Winnie Madikizela-Mandela. File photo: Neil McCartney

Winnie Madikizela-Mandela. File photo: Neil McCartney

Patricia de Lille on Tuesday distanced herself from a statement that ANC stalwart Winnie Madikizela-Mandela was one of the “concerned MPs” who leaked information on the 1999 arms deal.

“I have noted the statement by Terry Crawford-Browne related to the so-called “De Lille Dossier” and I would like to put it on record that I did not tell Terry Crawford-Browne that Winnie Madikizela was one of the concerned ANC MPs who handed me the documents.

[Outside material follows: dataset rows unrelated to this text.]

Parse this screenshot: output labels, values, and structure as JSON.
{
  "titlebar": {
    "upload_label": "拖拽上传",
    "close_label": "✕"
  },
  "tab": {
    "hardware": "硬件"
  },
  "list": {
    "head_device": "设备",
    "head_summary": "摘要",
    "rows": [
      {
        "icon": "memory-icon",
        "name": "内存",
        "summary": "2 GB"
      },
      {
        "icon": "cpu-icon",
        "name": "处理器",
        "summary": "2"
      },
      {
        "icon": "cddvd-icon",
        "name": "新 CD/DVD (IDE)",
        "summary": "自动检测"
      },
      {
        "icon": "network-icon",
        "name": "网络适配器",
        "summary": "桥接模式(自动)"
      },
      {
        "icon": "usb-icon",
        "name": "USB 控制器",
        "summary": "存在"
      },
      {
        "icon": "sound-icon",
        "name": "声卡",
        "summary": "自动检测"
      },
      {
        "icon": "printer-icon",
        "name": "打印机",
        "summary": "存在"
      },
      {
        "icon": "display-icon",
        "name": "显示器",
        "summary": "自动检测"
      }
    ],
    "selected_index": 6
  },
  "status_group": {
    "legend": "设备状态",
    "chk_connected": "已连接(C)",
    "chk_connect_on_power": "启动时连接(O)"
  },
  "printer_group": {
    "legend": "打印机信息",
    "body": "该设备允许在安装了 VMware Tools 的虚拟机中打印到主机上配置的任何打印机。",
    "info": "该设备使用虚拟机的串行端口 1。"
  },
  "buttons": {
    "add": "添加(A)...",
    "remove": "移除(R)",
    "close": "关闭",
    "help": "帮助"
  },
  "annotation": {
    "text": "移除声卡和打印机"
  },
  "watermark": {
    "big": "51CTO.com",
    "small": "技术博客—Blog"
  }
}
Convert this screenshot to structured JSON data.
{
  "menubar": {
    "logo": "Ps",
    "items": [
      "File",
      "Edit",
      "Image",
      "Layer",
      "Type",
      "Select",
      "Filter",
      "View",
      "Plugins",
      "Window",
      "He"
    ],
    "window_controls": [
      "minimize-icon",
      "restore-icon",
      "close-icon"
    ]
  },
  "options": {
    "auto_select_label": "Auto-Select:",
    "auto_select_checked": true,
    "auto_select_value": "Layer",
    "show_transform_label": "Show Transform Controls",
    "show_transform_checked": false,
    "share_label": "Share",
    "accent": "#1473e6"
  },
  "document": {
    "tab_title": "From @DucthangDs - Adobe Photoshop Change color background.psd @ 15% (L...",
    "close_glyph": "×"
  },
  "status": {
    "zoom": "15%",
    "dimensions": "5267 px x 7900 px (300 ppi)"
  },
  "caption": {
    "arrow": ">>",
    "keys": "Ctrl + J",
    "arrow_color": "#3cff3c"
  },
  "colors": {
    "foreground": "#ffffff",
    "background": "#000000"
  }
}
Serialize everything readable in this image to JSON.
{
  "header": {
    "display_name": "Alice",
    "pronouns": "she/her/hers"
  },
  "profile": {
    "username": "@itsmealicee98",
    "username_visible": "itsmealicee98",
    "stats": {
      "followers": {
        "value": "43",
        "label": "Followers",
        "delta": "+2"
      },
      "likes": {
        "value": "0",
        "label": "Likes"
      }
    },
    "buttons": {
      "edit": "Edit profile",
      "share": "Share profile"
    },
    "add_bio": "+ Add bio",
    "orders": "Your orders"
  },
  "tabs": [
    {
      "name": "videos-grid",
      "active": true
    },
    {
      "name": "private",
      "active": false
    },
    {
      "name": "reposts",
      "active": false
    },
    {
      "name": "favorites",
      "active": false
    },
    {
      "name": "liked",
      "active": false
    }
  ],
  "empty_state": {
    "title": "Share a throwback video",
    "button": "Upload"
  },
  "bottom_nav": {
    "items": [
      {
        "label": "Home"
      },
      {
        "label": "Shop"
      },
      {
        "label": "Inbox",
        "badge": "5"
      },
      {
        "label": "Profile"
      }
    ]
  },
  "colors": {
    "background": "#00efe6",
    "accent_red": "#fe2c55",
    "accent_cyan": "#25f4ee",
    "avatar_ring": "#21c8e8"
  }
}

“I am distancing myself from these statements made by Crawford-Browne,” De Lille said in a statement in her capacity as a former Member of Parliament.

The Seriti Commission of Inquiry heard on Tuesday that Madikizela-Mandela was one of the “concerned MPs” who leaked information on the 1999 arms deal.

“One of the prime names, in fact the leader, was Ms Winnie Mandela,” arms deal critic Crawford-Browne told the inquiry in Pretoria.

He said information in the so-called “De Lille dossier” had been assembled by ANC intelligence operatives working with the party’s MPs.

“In the months before the supply agreements were signed, ANC whistleblowers produced boxes of documentation to support allegations of corruption and fraud,” said Crawford-Browne.

Cape Town mayor De Lille testified at the inquiry this year and handed in her dossier as evidence.

Co-commissioner Thekiso Musi asked Crawford-Browne to clarify who had compiled the De Lille dossier — African National Congress operatives or MPs.

Crawford-Browne responded: “The operatives were working on behalf of the ANC MPs who were very suspicious in Parliament about the arms deal issue. They were feeling that it was a misallocation of resources given the circumstances in those days.”

Commission chairman Judge Willie Seriti pressed Crawford-Browne to name the ANC officials.

Crawford-Browne said the MPs had left Parliament “for one reason or the other”.

He asked to hand the names to Seriti confidentially, but Seriti insisted Crawford-Browne mention the names publicly.

Crawford-Browne then named Madikizela-Mandela.

He said the documents were given to then judge Willem Heath in November 1999.